Line 306. “On top of it, earlier findings show that the ESMs misrepresent the amplitude and rate of changes in soil and litter carbon after LUC”. Please consider replacing the word “misrepresent” with “do not realistically”. Also the phrase “the amplitude and rate of changes in soil and litter carbon” is unclear. Please consider rewording this.

Line 359. “The estimated global β and γ feedbacks compromise these land-cover-related uncertainties”. Please reword this sentence. I am not sure what “compromise” actually means in this sentence.

Figure 3 is also very hard to follow with 20 something lines in each panel. You have to find a way to simplify this information.

Major comments:

The manuscript focuses on an important scientific problem and draws some enlightening conclusions. The authors estimated the impacts of large-scale land-use change (LUC) on the carbon cycle feedbacks under the Shared Socioeconomic Pathway (SSP) overshoot scenario. They used five ESMs of CMIP6 to estimate the global β and γ contributions to the changes in land carbon pools in LUC/noLUC areas and found that BECCS areas lose their β-driven carbon uptake potential but do not escape γ-driven carbon losses even though the SSP5-3.4-OS scenario is designed for bioenergy crops expansion to utilize already low-carbon areas. 

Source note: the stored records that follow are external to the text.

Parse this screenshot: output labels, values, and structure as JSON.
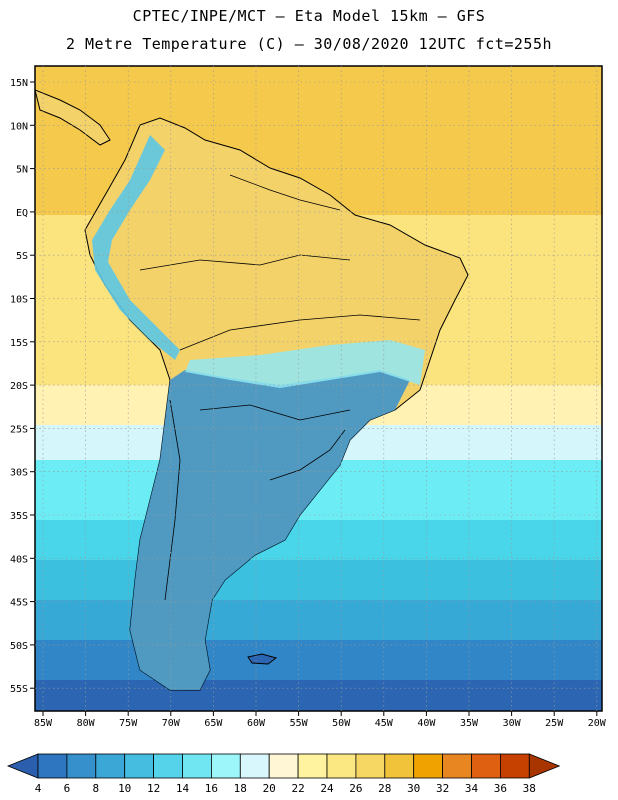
{
  "header": {
    "line1": "CPTEC/INPE/MCT –  Eta Model 15km – GFS",
    "line2": "2 Metre Temperature (C) – 30/08/2020 12UTC fct=255h"
  },
  "map": {
    "lat_labels": [
      "15N",
      "10N",
      "5N",
      "EQ",
      "5S",
      "10S",
      "15S",
      "20S",
      "25S",
      "30S",
      "35S",
      "40S",
      "45S",
      "50S",
      "55S"
    ],
    "lon_labels": [
      "85W",
      "80W",
      "75W",
      "70W",
      "65W",
      "60W",
      "55W",
      "50W",
      "45W",
      "40W",
      "35W",
      "30W",
      "25W",
      "20W"
    ],
    "ocean_bands": [
      {
        "color": "#f5c94c"
      },
      {
        "color": "#fbe37d"
      },
      {
        "color": "#fff2b3"
      },
      {
        "color": "#d5f6fb"
      },
      {
        "color": "#6cecf5"
      },
      {
        "color": "#49d6ea"
      },
      {
        "color": "#3cc0e0"
      },
      {
        "color": "#36a9d6"
      },
      {
        "color": "#3186c7"
      },
      {
        "color": "#2c66b2"
      }
    ]
  },
  "colorbar": {
    "labels": [
      "4",
      "6",
      "8",
      "10",
      "12",
      "14",
      "16",
      "18",
      "20",
      "22",
      "24",
      "26",
      "28",
      "30",
      "32",
      "34",
      "36",
      "38"
    ],
    "colors": [
      "#2b5fae",
      "#2e76bf",
      "#3590cc",
      "#3aa7d7",
      "#44bde1",
      "#55d3ea",
      "#70e6f2",
      "#9df6fa",
      "#d7f7fc",
      "#fff6d6",
      "#fff3a0",
      "#fce883",
      "#f6d764",
      "#f0c33a",
      "#f0a300",
      "#e88622",
      "#df6010",
      "#c64000",
      "#a83500"
    ]
  }
}
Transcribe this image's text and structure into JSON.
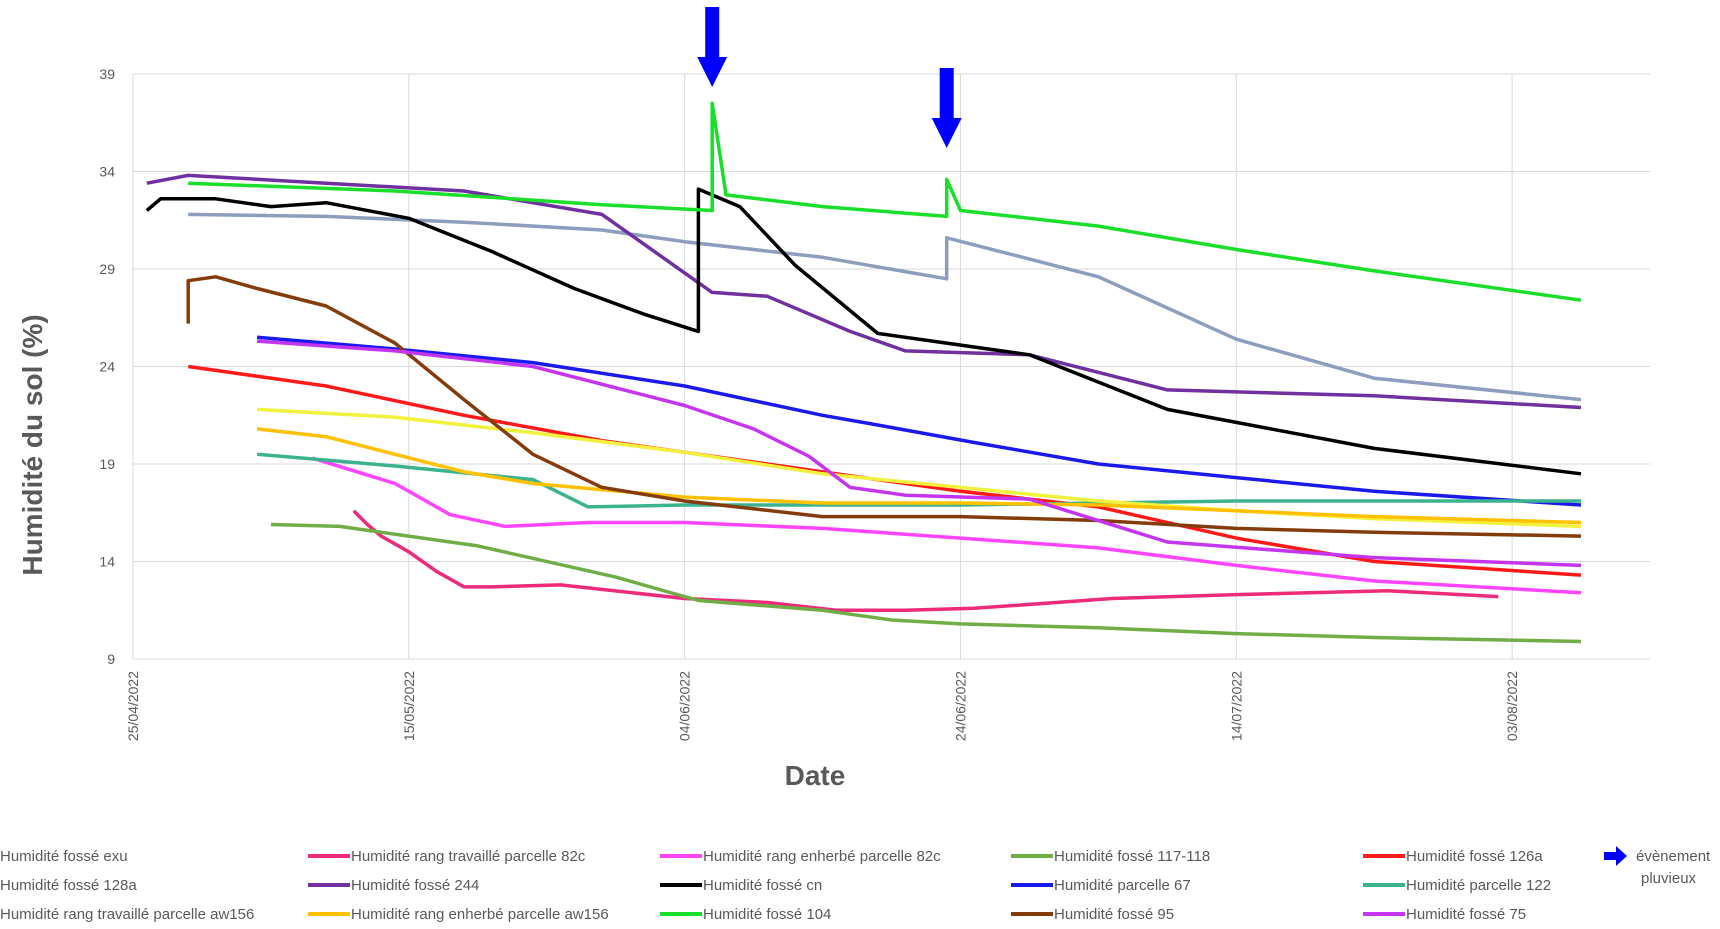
{
  "chart_data": {
    "type": "line",
    "title": "",
    "xlabel": "Date",
    "ylabel": "Humidité du sol (%)",
    "ylim": [
      9,
      39
    ],
    "yticks": [
      "9",
      "14",
      "19",
      "24",
      "29",
      "34",
      "39"
    ],
    "xlim": [
      "2022-04-25",
      "2022-08-13"
    ],
    "xticks": [
      "25/04/2022",
      "15/05/2022",
      "04/06/2022",
      "24/06/2022",
      "14/07/2022",
      "03/08/2022"
    ],
    "grid": true,
    "legend_position": "bottom",
    "events": {
      "label": "évènement pluvieux",
      "color": "#0000ff",
      "dates": [
        "2022-06-06",
        "2022-06-23"
      ]
    },
    "series": [
      {
        "name": "Humidité fossé exu",
        "color": "#c9a0dc",
        "x": [],
        "y": []
      },
      {
        "name": "Humidité rang travaillé parcelle 82c",
        "color": "#ee2a7b",
        "x": [
          "2022-05-11",
          "2022-05-12",
          "2022-05-13",
          "2022-05-15",
          "2022-05-17",
          "2022-05-19",
          "2022-05-21",
          "2022-05-26",
          "2022-06-04",
          "2022-06-10",
          "2022-06-15",
          "2022-06-20",
          "2022-06-25",
          "2022-07-05",
          "2022-07-14",
          "2022-07-25",
          "2022-08-02"
        ],
        "y": [
          16.6,
          15.9,
          15.3,
          14.5,
          13.5,
          12.7,
          12.7,
          12.8,
          12.1,
          11.9,
          11.5,
          11.5,
          11.6,
          12.1,
          12.3,
          12.5,
          12.2
        ]
      },
      {
        "name": "Humidité rang enherbé parcelle 82c",
        "color": "#ff44ff",
        "x": [
          "2022-05-08",
          "2022-05-14",
          "2022-05-18",
          "2022-05-22",
          "2022-05-28",
          "2022-06-04",
          "2022-06-14",
          "2022-06-24",
          "2022-07-04",
          "2022-07-14",
          "2022-07-24",
          "2022-08-08"
        ],
        "y": [
          19.3,
          18.0,
          16.4,
          15.8,
          16.0,
          16.0,
          15.7,
          15.2,
          14.7,
          13.8,
          13.0,
          12.4
        ]
      },
      {
        "name": "Humidité fossé 117-118",
        "color": "#70ad47",
        "x": [
          "2022-05-05",
          "2022-05-10",
          "2022-05-20",
          "2022-05-30",
          "2022-06-05",
          "2022-06-14",
          "2022-06-19",
          "2022-06-24",
          "2022-07-04",
          "2022-07-14",
          "2022-07-24",
          "2022-08-08"
        ],
        "y": [
          15.9,
          15.8,
          14.8,
          13.2,
          12.0,
          11.5,
          11.0,
          10.8,
          10.6,
          10.3,
          10.1,
          9.9
        ]
      },
      {
        "name": "Humidité fossé 126a",
        "color": "#ff1a1a",
        "x": [
          "2022-04-29",
          "2022-05-09",
          "2022-05-19",
          "2022-05-29",
          "2022-06-04",
          "2022-06-14",
          "2022-06-24",
          "2022-07-04",
          "2022-07-14",
          "2022-07-24",
          "2022-08-08"
        ],
        "y": [
          24.0,
          23.0,
          21.5,
          20.2,
          19.6,
          18.6,
          17.6,
          16.8,
          15.2,
          14.0,
          13.3
        ]
      },
      {
        "name": "Humidité fossé 128a",
        "color": "#8c9dbe",
        "x": [
          "2022-04-29",
          "2022-05-09",
          "2022-05-19",
          "2022-05-29",
          "2022-06-04",
          "2022-06-14",
          "2022-06-23",
          "2022-06-23",
          "2022-07-04",
          "2022-07-14",
          "2022-07-24",
          "2022-08-08"
        ],
        "y": [
          31.8,
          31.7,
          31.4,
          31.0,
          30.4,
          29.6,
          28.5,
          30.6,
          28.6,
          25.4,
          23.4,
          22.3
        ]
      },
      {
        "name": "Humidité fossé 244",
        "color": "#7030a0",
        "x": [
          "2022-04-26",
          "2022-04-29",
          "2022-05-09",
          "2022-05-19",
          "2022-05-29",
          "2022-06-04",
          "2022-06-06",
          "2022-06-10",
          "2022-06-16",
          "2022-06-20",
          "2022-06-29",
          "2022-07-09",
          "2022-07-24",
          "2022-08-08"
        ],
        "y": [
          33.4,
          33.8,
          33.4,
          33.0,
          31.8,
          28.8,
          27.8,
          27.6,
          25.8,
          24.8,
          24.6,
          22.8,
          22.5,
          21.9
        ]
      },
      {
        "name": "Humidité fossé cn",
        "color": "#000000",
        "x": [
          "2022-04-26",
          "2022-04-27",
          "2022-05-01",
          "2022-05-05",
          "2022-05-09",
          "2022-05-15",
          "2022-05-21",
          "2022-05-27",
          "2022-06-01",
          "2022-06-05",
          "2022-06-05",
          "2022-06-08",
          "2022-06-12",
          "2022-06-18",
          "2022-06-29",
          "2022-07-09",
          "2022-07-24",
          "2022-08-08"
        ],
        "y": [
          32.0,
          32.6,
          32.6,
          32.2,
          32.4,
          31.6,
          29.9,
          28.0,
          26.7,
          25.8,
          33.1,
          32.2,
          29.2,
          25.7,
          24.6,
          21.8,
          19.8,
          18.5
        ]
      },
      {
        "name": "Humidité parcelle 67",
        "color": "#1a1aee",
        "x": [
          "2022-05-04",
          "2022-05-14",
          "2022-05-24",
          "2022-06-04",
          "2022-06-14",
          "2022-06-18",
          "2022-06-25",
          "2022-07-04",
          "2022-07-14",
          "2022-07-24",
          "2022-08-08"
        ],
        "y": [
          25.5,
          24.9,
          24.2,
          23.0,
          21.5,
          21.0,
          20.1,
          19.0,
          18.3,
          17.6,
          16.9
        ]
      },
      {
        "name": "Humidité parcelle 122",
        "color": "#3cb38f",
        "x": [
          "2022-05-04",
          "2022-05-14",
          "2022-05-24",
          "2022-05-28",
          "2022-06-04",
          "2022-06-14",
          "2022-06-24",
          "2022-07-04",
          "2022-07-14",
          "2022-08-08"
        ],
        "y": [
          19.5,
          18.9,
          18.2,
          16.8,
          16.9,
          16.9,
          16.9,
          17.0,
          17.1,
          17.1
        ]
      },
      {
        "name": "Humidité rang travaillé parcelle aw156",
        "color": "#f2f23c",
        "x": [
          "2022-05-04",
          "2022-05-14",
          "2022-05-24",
          "2022-06-04",
          "2022-06-14",
          "2022-06-24",
          "2022-07-04",
          "2022-07-14",
          "2022-07-24",
          "2022-08-08"
        ],
        "y": [
          21.8,
          21.4,
          20.6,
          19.6,
          18.5,
          17.8,
          17.1,
          16.6,
          16.2,
          15.8
        ]
      },
      {
        "name": "Humidité  rang enherbé parcelle aw156",
        "color": "#ffc000",
        "x": [
          "2022-05-04",
          "2022-05-09",
          "2022-05-14",
          "2022-05-19",
          "2022-05-24",
          "2022-06-04",
          "2022-06-14",
          "2022-06-24",
          "2022-07-04",
          "2022-07-14",
          "2022-07-24",
          "2022-08-08"
        ],
        "y": [
          20.8,
          20.4,
          19.5,
          18.6,
          18.0,
          17.3,
          17.0,
          17.0,
          16.9,
          16.6,
          16.3,
          16.0
        ]
      },
      {
        "name": "Humidité fossé 104",
        "color": "#1adf2a",
        "x": [
          "2022-04-29",
          "2022-05-14",
          "2022-05-29",
          "2022-06-06",
          "2022-06-06",
          "2022-06-07",
          "2022-06-14",
          "2022-06-23",
          "2022-06-23",
          "2022-06-24",
          "2022-07-04",
          "2022-07-14",
          "2022-07-24",
          "2022-08-08"
        ],
        "y": [
          33.4,
          33.0,
          32.3,
          32.0,
          37.5,
          32.8,
          32.2,
          31.7,
          33.6,
          32.0,
          31.2,
          30.0,
          28.9,
          27.4
        ]
      },
      {
        "name": "Humidité fossé 95",
        "color": "#843c0c",
        "x": [
          "2022-04-29",
          "2022-04-29",
          "2022-05-01",
          "2022-05-04",
          "2022-05-09",
          "2022-05-14",
          "2022-05-19",
          "2022-05-24",
          "2022-05-29",
          "2022-06-04",
          "2022-06-14",
          "2022-06-24",
          "2022-07-04",
          "2022-07-14",
          "2022-07-24",
          "2022-08-08"
        ],
        "y": [
          26.2,
          28.4,
          28.6,
          28.0,
          27.1,
          25.2,
          22.3,
          19.5,
          17.8,
          17.1,
          16.3,
          16.3,
          16.1,
          15.7,
          15.5,
          15.3
        ]
      },
      {
        "name": "Humidité fossé 75",
        "color": "#c535f0",
        "x": [
          "2022-05-04",
          "2022-05-14",
          "2022-05-24",
          "2022-06-04",
          "2022-06-09",
          "2022-06-13",
          "2022-06-16",
          "2022-06-20",
          "2022-06-29",
          "2022-07-09",
          "2022-07-24",
          "2022-08-08"
        ],
        "y": [
          25.3,
          24.8,
          24.0,
          22.0,
          20.8,
          19.4,
          17.8,
          17.4,
          17.2,
          15.0,
          14.2,
          13.8
        ]
      }
    ]
  }
}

However, the following issues need to be figured out before the manuscript is published:

1. It is difficult for me to understand the biophysical meaning of a negative β value. From the perspective of the land and ocean reservoirs, β is positive, and β-feedback reduces the impact of CO₂ emissions on atmospheric CO₂ concentrations and then global warming (Zhang X, Wang Y P, Rayner P J, et al. A small climate-amplifying effect of climate-carbon cycle feedback[J]. Nature communications, 2021, 12(1): 1-11). When the decline of carbon uptake (ΔC_BGC) is mainly driven by LUC rather than the change in atmospheric CO₂ concentration, is it still appropriate to use ΔC_BGC to calculate the feedback of land carbon uptake to the change in CO₂ concentration? Please clarify this.
2. The result section is not easy to read. Although the results and discussion can appear in the same section, they should be as separated as possible. It is suggested that the result comparison between different methods, data, and studies should be placed at the end of the section.
3. The line charts (Figure 2, 3, and 4) need to be simplified. There are so many lines in each subfigure that readers can not clearly distinguish all lines and colors.

Minor comments:

1. Line 67~70: Please divide this sentence into two sentences.
2. Line 102: Please give the full name of “fLuc”, such as forest land-use change.
3. Line 191~192: Please modify this sentence. For example: Under the SSP5-3.4-OS pathway, the cropland area increases by 8.1×106 km² (~50%) from the 2010 level in the 21st century to 2100 (Hurtt et al., 2020).
4. Line 198~200: It is suggested to revise this sentence like “global cropland area in A dataset is larger/less than in B dataset by X km² in XXXX, and ~ ”.
5. Line 276: Please add [under the "cropland threshold" approach] at the end of the sentence.
6. Line 675: It is recommended to keep only the average and range of land carbon uptake in LUC and noLUC in Figure 3.